The query runs significantly faster against materialized views compared to normal views. The performance improvement very much depends on the shape of JSON documents - with large data set the query performs on average 5x faster, with small data set it performs 12x faster. The ratio is the same for both elapsed time and DB Time.
I did not test the performance with multiple concurrent sessions and different types of queries. However, I assume the advantage of materialized views will be even more visible - allowing much more concurrent users with better response to end user queries.

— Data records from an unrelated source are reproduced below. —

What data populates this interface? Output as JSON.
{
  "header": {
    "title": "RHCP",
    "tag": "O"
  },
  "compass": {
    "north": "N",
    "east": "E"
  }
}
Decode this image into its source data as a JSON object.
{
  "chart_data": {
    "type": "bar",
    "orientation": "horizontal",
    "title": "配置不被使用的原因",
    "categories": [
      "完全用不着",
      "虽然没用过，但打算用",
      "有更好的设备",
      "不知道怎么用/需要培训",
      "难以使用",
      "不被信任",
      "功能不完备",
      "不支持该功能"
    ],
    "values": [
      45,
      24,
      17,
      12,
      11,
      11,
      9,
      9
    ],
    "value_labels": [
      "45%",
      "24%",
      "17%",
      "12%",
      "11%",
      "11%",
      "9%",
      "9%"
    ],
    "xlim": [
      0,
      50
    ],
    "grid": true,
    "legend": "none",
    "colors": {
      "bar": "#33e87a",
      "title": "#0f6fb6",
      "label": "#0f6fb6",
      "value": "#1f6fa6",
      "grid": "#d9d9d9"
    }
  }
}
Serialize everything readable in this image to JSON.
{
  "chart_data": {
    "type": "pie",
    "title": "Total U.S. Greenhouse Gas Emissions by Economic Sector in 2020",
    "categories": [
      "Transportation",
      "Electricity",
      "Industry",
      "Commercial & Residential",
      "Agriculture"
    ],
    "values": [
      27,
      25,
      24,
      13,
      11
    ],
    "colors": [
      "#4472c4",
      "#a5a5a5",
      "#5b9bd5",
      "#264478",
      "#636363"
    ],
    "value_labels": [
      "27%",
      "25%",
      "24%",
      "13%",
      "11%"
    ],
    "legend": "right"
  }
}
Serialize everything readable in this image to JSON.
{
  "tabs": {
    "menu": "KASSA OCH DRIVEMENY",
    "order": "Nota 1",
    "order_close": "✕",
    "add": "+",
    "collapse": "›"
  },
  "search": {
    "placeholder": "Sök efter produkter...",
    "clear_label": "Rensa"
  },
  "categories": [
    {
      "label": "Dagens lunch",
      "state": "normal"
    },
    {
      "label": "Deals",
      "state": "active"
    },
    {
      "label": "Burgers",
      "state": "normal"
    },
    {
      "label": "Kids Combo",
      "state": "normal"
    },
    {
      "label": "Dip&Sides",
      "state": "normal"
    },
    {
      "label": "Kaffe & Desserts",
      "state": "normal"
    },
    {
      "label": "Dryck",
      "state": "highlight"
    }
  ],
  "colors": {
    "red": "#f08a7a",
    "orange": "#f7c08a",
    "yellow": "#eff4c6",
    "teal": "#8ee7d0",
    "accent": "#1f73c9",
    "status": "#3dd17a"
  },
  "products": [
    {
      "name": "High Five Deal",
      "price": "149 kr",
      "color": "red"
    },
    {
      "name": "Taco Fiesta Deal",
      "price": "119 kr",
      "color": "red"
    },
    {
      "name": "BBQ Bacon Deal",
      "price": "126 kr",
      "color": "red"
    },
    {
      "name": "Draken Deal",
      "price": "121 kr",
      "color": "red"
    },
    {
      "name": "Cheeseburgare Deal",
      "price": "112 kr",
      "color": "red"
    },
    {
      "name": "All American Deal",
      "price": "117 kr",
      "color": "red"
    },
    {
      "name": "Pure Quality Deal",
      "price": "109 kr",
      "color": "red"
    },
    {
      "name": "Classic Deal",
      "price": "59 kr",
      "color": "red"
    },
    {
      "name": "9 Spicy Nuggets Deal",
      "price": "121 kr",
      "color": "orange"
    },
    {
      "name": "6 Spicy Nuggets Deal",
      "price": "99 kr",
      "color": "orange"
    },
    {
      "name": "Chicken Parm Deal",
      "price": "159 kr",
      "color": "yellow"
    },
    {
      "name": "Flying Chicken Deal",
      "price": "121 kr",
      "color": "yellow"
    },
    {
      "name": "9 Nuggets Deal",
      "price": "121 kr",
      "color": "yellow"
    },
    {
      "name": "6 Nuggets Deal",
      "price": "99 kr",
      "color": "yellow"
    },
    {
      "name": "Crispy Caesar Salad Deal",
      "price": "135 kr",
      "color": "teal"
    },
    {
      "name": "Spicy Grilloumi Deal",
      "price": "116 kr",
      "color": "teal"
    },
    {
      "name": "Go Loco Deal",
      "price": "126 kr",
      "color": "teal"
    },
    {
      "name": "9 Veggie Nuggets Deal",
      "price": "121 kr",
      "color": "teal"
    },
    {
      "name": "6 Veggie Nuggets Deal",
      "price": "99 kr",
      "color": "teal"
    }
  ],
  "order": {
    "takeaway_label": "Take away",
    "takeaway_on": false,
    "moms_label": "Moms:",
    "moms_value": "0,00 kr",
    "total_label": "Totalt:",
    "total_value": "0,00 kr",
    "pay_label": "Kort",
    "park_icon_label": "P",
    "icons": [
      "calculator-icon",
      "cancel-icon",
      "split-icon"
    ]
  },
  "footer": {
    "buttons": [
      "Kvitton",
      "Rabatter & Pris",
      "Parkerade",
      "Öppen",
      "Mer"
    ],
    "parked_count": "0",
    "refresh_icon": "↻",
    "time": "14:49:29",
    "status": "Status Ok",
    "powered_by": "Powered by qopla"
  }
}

If your data and queries exhibit similar performance gains, I recommend considering materialized views instead of querying JSON documents via views or directly. Although the maintenance of materialized views significantly impacts the data load, it is outweighted by the much better latency and concurrency of user queries.
Considerations
There are many ways how to work with JSON data. You may consider the following ideas and changes in the solution design, as they might be appropriate for your needs.
- Use standard tables with JSON column(s), instead of JSON Collection Table.
- Use different partitioning model for the JSON Collection Table and materialized views.
- Load JSON Collection Table with INSERT SELECT FROM EXTERNAL method via ORACLE_BIGDATA access driver.
- Use materialized views refreshed as COMPLETE or FAST ON DEMAND, possibly using Partition Change Tracking.
- Use JSON-Relational Duality View instead of JSON Collection Table. You will not need materialized views with this approach.
- Transform and flatten JSON documents outside the database, for example using OCI Data Integration.
Resources
- Oracle Database 23ai JSON capabilities: JSON Developer’s Guide.
- Overview of Oracle Scheduler: Oracle Scheduler Concepts.
- Program to generate test JSON documents: file-generator.
- PLSQL package for loading JSON documents to database: file-loader.